America uses close to 400 million gallons of gasoline each day, each gallon is equivalent to 33 kilowatts, run those numbers!

Now to get very political, I will tell you that the only way we are going to satisfy the supply of electricity is to build about 200 of those small nuclear plants scattered about the main metropolitan areas. I know I may be run off the forum for that, but I am right.
It only takes my car 7-8kWh to drive as far as a similar ICE vehicle can go on a gallon of gasoline. My lifetime average is a bit above 4 miles per kWh but I can exceed 5 miles/kWh in good conditions.
 
I’ve read the strategic report from our grid operator who currently owns the largest EV charging system. They envisage 30 year grid EV program. Their huge problem is housing estates where cabling is all underground and limited capacity. Upgrading this means large scale trenching and disruption. The next big upgrade is the medium voltage grid. But this is almost all over ground.

Additional Power generation is seen as a simple incentive investment system to encourage more generators.

The other thing is many urban planners especially European ones see far less private cars in their plans into the future. For example if you build within 3km of public transport you have no obligation to provide any dedicated apartment car parking for example. .

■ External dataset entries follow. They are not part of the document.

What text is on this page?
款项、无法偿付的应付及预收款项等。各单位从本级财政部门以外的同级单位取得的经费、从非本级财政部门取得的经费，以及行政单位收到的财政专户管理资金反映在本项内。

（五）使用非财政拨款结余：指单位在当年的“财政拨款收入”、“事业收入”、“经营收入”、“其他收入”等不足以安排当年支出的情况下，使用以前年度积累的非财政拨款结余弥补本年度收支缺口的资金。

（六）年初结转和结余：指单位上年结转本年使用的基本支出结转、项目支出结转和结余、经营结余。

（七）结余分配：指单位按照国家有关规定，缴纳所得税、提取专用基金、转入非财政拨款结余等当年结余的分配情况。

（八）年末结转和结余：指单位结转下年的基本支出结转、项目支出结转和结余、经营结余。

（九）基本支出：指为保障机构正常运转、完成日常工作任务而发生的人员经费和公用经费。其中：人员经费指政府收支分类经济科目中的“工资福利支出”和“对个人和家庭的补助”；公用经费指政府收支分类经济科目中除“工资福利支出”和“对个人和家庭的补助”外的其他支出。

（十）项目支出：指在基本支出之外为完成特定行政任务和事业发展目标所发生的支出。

Couple this with disincentives like congestion charging , sky high parking charges etc. the net result is a massive disincentives to own a car.

Both my daughters are in very well paid jobs in the centre of two European capitals. Neither owns a car ! Nor has any plans too. Their boyfriends don’t own cars either nor do many of their peer group. They use hop in hop out car rental from time to time. ( my youngest at 28 doesn’t even have a driving license , whereas I got mine at 17 ) this generation doesn’t see cars the way we did.